Trekking nella natura, itinerari urbani, concerti, laboratori di cucina, ciclotour, reading e molto altro: da giugno a ottobre 8 regioni italiane ospitano le 16 tappe di IT.A.CÀ 2026


Il primo festival itinerante sul turismo sostenibile e responsabile compie diciotto anni!

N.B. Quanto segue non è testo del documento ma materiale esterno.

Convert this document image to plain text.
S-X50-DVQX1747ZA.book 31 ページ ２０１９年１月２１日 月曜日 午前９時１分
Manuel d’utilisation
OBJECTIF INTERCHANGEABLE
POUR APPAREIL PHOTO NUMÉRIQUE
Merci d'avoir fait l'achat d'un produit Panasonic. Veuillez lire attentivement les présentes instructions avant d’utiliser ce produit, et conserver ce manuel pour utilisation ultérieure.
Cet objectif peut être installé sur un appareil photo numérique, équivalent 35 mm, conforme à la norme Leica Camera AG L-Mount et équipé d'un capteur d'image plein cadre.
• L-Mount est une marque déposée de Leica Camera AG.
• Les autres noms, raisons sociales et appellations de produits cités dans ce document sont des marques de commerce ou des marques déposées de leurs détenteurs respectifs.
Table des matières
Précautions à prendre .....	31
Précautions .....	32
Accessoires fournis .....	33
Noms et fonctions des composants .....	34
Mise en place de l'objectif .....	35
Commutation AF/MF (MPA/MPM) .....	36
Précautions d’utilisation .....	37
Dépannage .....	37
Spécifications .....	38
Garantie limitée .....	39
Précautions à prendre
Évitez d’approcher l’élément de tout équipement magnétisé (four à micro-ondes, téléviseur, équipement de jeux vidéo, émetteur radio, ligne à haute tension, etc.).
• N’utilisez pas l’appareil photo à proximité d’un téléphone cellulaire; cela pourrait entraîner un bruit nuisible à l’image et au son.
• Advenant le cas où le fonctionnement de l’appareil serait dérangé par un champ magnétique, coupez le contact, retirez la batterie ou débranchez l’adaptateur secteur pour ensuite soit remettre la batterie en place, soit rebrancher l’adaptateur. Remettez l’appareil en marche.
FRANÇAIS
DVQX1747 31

IT.A.CÀ Migranti e Viaggiatori – Festival del Turismo Responsabile giunge infatti all’edizione numero 18, e lo fa con una riflessione attuale e urgente, che accompagnerà gli eventi delle 16 tappe che coinvolgono 8 regioni italiane: GEOGRAFIE DI PACE – mobilità/rsi attraverso confini e culture.


copertina del Festival
Copertina Festival

IL TEMA DI IT.A.CÀ 2026


Immaginare le “Geografie di pace” significa ripensare il modo in cui ci muoviamo e incontriamo l’altro, trasformando il confine da barriera a luogo di scambio e confronto. È da questa visione che nasce il tema del Festival 2026: GEOGRAFIE DI PACE – mobilità/rsi attraverso confini e culture. Concepito in un momento storico in cui venti di guerra e nuove frontiere impongono scenari complessi, il festival risponde all'urgenza di intraprendere percorsi di pace e di resistenza popolare.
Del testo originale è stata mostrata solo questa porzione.